Al in december 2020 kondigde toenmalig minister Tamara Van Ark van Medische Zorg en Sport via een Kamerbrief verbeteringen aan in de aanpak van de veiligheid van voedingssupplementen. Ze gaf aan de mogelijkheid voor de invoering van een meldsysteem te gaan onderzoeken. In de jaren erna gebeurde er echter weinig. Dat lijkt mede veroorzaakt te zijn door de COVID-19 pandemie en de formaties van nieuwe kabinetten die onderwijl over Nederland rolden.

Leren van de buren
Afgelopen voorjaar publiceerde Bureau Risicobeoordeling & Onderzoek van de NVWA een onderzoek naar de borging van veiligheid van voedingssupplementen. BuRO kwam ook tot de conclusie dat een dergelijk notificatiesysteem een positieve bijdrage kan leveren aan de voedselveiligheid. Een notificatiedossier bevat bijvoorbeeld informatie over de ingrediënten en hoeveelheden daarvan of etiketteringsgegevens.

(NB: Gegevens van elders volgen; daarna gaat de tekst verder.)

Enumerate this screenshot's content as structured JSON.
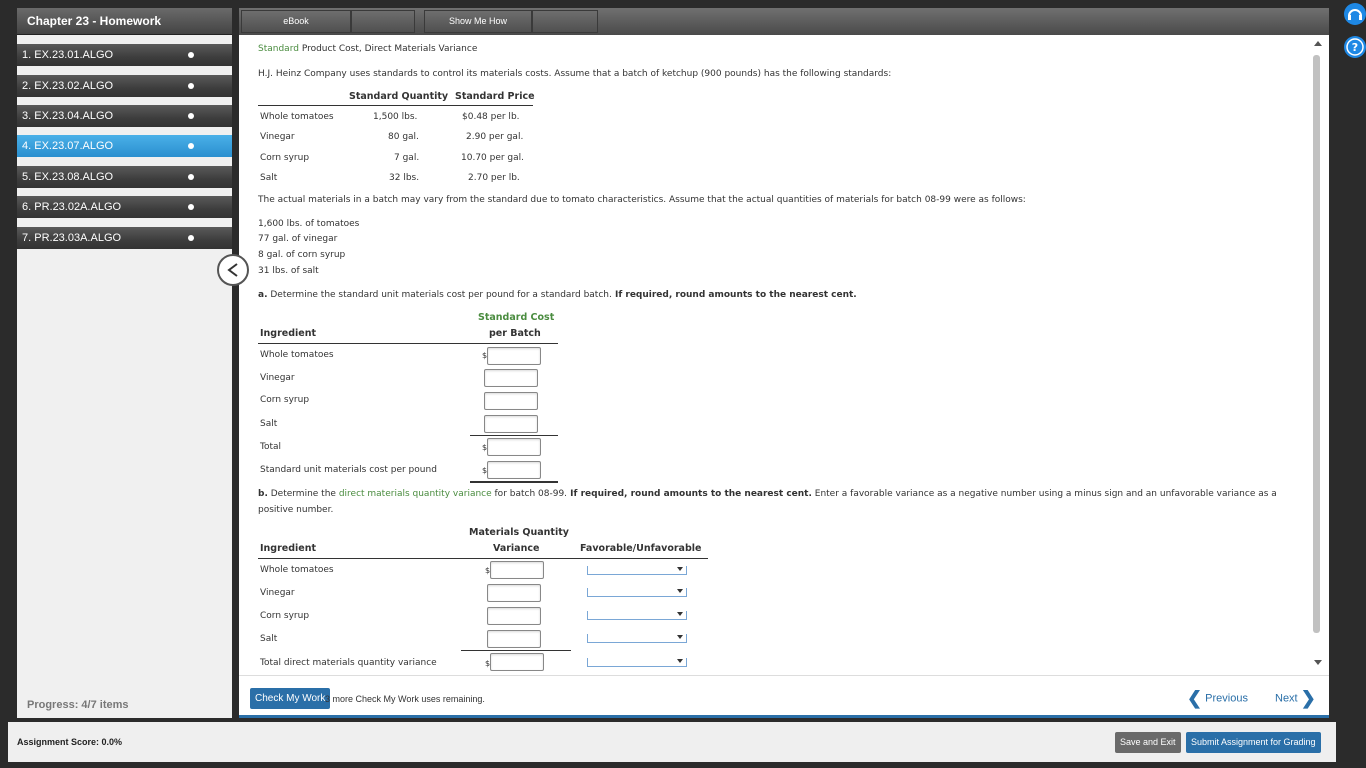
{
  "sidebar": {
    "title": "Chapter 23 - Homework",
    "items": [
      {
        "label": "1. EX.23.01.ALGO"
      },
      {
        "label": "2. EX.23.02.ALGO"
      },
      {
        "label": "3. EX.23.04.ALGO"
      },
      {
        "label": "4. EX.23.07.ALGO"
      },
      {
        "label": "5. EX.23.08.ALGO"
      },
      {
        "label": "6. PR.23.02A.ALGO"
      },
      {
        "label": "7. PR.23.03A.ALGO"
      }
    ],
    "active_index": 3,
    "progress": "Progress: 4/7 items"
  },
  "tabs": {
    "ebook": "eBook",
    "show_me_how": "Show Me How"
  },
  "problem": {
    "title_link": "Standard",
    "title_rest": " Product Cost, Direct Materials Variance",
    "intro": "H.J. Heinz Company uses standards to control its materials costs. Assume that a batch of ketchup (900 pounds) has the following standards:",
    "std_table": {
      "headers": [
        "Standard Quantity",
        "Standard Price"
      ],
      "rows": [
        {
          "name": "Whole tomatoes",
          "qty": "1,500 lbs.",
          "price": "$0.48 per lb."
        },
        {
          "name": "Vinegar",
          "qty": "80 gal.",
          "price": "2.90 per gal."
        },
        {
          "name": "Corn syrup",
          "qty": "7 gal.",
          "price": "10.70 per gal."
        },
        {
          "name": "Salt",
          "qty": "32 lbs.",
          "price": "2.70 per lb."
        }
      ]
    },
    "actual_intro": "The actual materials in a batch may vary from the standard due to tomato characteristics. Assume that the actual quantities of materials for batch 08-99 were as follows:",
    "actual": [
      "1,600 lbs. of tomatoes",
      "77 gal. of vinegar",
      "8 gal. of corn syrup",
      "31 lbs. of salt"
    ],
    "part_a": {
      "prefix": "a.",
      "text": " Determine the standard unit materials cost per pound for a standard batch.",
      "bold": " If required, round amounts to the nearest cent.",
      "col1": "Ingredient",
      "col2_line1": "Standard Cost",
      "col2_line2": "per Batch",
      "rows": [
        "Whole tomatoes",
        "Vinegar",
        "Corn syrup",
        "Salt",
        "Total",
        "Standard unit materials cost per pound"
      ]
    },
    "part_b": {
      "prefix": "b.",
      "text1": " Determine the ",
      "link": "direct materials quantity variance",
      "text2": " for batch 08-99.",
      "bold": " If required, round amounts to the nearest cent.",
      "text3": " Enter a favorable variance as a negative number using a minus sign and an unfavorable variance as a",
      "text4": "positive number.",
      "col1": "Ingredient",
      "col2_line1": "Materials Quantity",
      "col2_line2": "Variance",
      "col3": "Favorable/Unfavorable",
      "rows": [
        "Whole tomatoes",
        "Vinegar",
        "Corn syrup",
        "Salt",
        "Total direct materials quantity variance"
      ]
    },
    "dollar": "$"
  },
  "actions": {
    "check": "Check My Work",
    "remaining": "3 more Check My Work uses remaining.",
    "previous": "Previous",
    "next": "Next"
  },
  "footer": {
    "score": "Assignment Score:   0.0%",
    "save_exit": "Save and Exit",
    "submit": "Submit Assignment for Grading"
  },
  "colors": {
    "accent": "#2a6fa8",
    "active_nav": "#3aa0dc",
    "link_green": "#4a8c3f"
  }
}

Maar het kan vragen om een nutritionele analyse of voedselveiligheidsinformatie.

Hoewel er in andere lidstaten ook nog wel eens wat onduidelijkheid ontstaat over de status van een notificatie – of dit nu hetzelfde is als een vergunning of niet – kunnen we in Nederland veel leren van hoe de ons omringende landen ermee omgaan. Bij gebrek aan harmonisatie van regels voor de veiligheid van voedingssupplementen vanuit Europa zullen we zelf moeten kijken hoe we kunnen aanhaken bij de beste aanpak om de veiligheid van dergelijke populaire producten te optimaliseren. Aandacht voor harmonisatie is van belang. Opnieuw het wiel uitvinden en een eigen notificatiesysteem optuigen, met eigen vereisten die mogelijk niet in lijn zijn met andere lidstaten, kan het systeem onnodig ingewikkeld maken.

Een notificatiesysteem moet geen doel op zich worden, maar kan een belangrijk middel zijn om de voedselveiligheid van voedingssupplementen te kunnen borgen.